Nick has no choice but to eat frugally and sleep on the streets; and neither the constant threat of being captured by the police dissuades him of his ways. As a decentered subject he fits in the role of what Spivak calls the subaltern. The marginal and the subaltern, after all, share much traces in common, chief amongst them the peripheral reality in which they thrive.

When Nick meets Jesse, a boy who is also a graffiti artist, he discovers he may not be doomed to be alone all the time. As one can observe, Nick is the subaltern not only because of his marginalized and maligned passion for graffiti, but also because he lacks a sense of center, he is devoid of those social rules deemed indispensable by most people, he couldn't care less about the law or the symbolic order. Jesse, on the other hand, is still tempting the waters, he breaks the law by painting walls, but he also obeys the law by paying for everything he needs, whether it is artistic supplies or food. Jesse's behavior thus contradicts Nick's imperatives, but despite the differences, or perhaps because of them, the two kids get along fine.

Throughout the film James Bolton provides the viewer only with the most essential visual information, as a result, one can only try to elicit the motivations behind the characters. Why would Nick spend all his waking hours breaking the law and living in miserable conditions to paint a graffiti that will only get erased? What does he truly pursue? When he smiles for the first and only time it is when he shares that which he loves the most, painting, with the only person that has treated him kindly and respectfully. And it is out of respect that Nick restraints himself: he watches his young friend's naked body after he steps out of the shower but stays away from it.

However, one steamy night Jesse tells Nick that they can sleep in the same bed. Jesse gets closer to Nick, and while kissing him proceeds to place his hand under Nick's underwear.

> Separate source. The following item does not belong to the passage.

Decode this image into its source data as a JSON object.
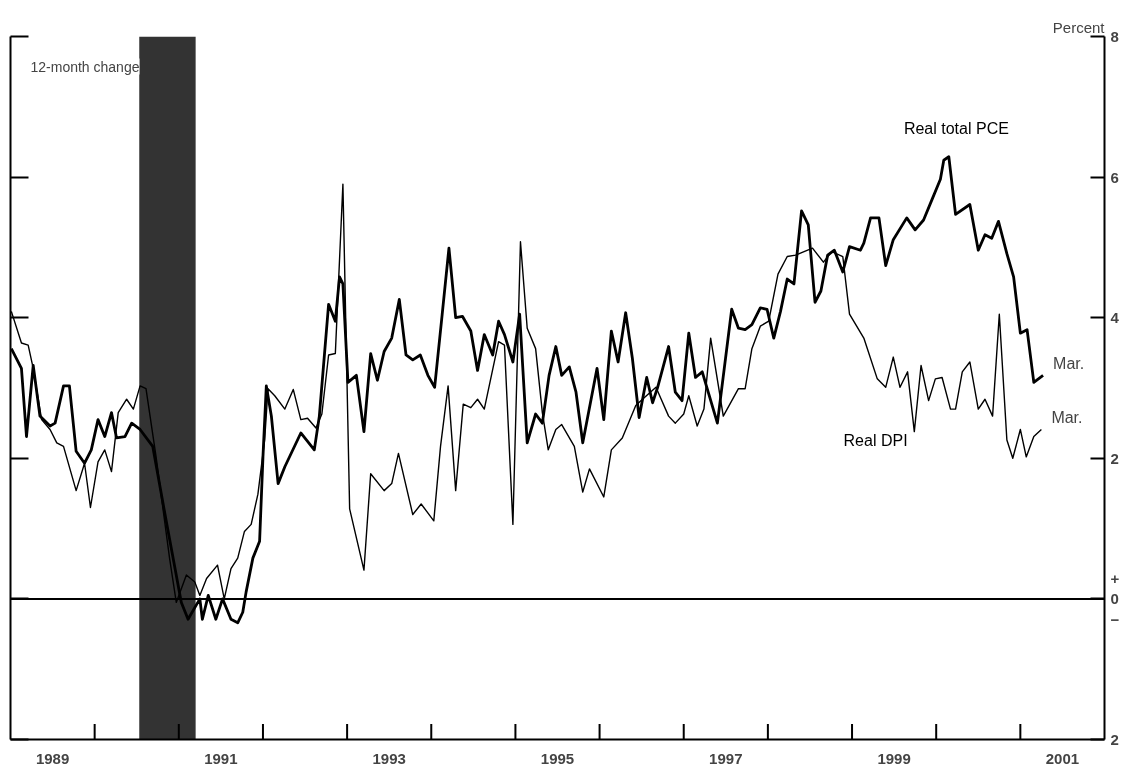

This is not only an intense moment in which Jesse masturbates and kisses Nick, but also a statement about the characters. It's Jesse who takes the initiative even though Nick had been interested in him since the beginning. Nonetheless, this reckless act will have serious consequences. Can the two boys remain friends after this experience? And more importantly, should they remain as friends or move onto something else entirely? Is rupture the only possibility? Perhaps Jesse embodies the symbolic castration that is the condition sine qua non to be fully inserted in the symbolic order. Nick, on the contrary, doesn't give a damn about society's demands. He paints because that's what he loves doing and he won't let anyone tell him how to live his life. One can almost feel the sadness and silent despair of the protagonist. What force drives him to keep on doing that which could bring about his downfall? Perhaps it is that as a subaltern he has nothing to lose, while Jesse couldn't possible take so many risks. The final minutes of the film are most revealing about the true nature of the character. Bolton manages to subdue the fierceness of this first homosexual encounter while emphasizing in the elusive beauty of graffiti. A truly notable film.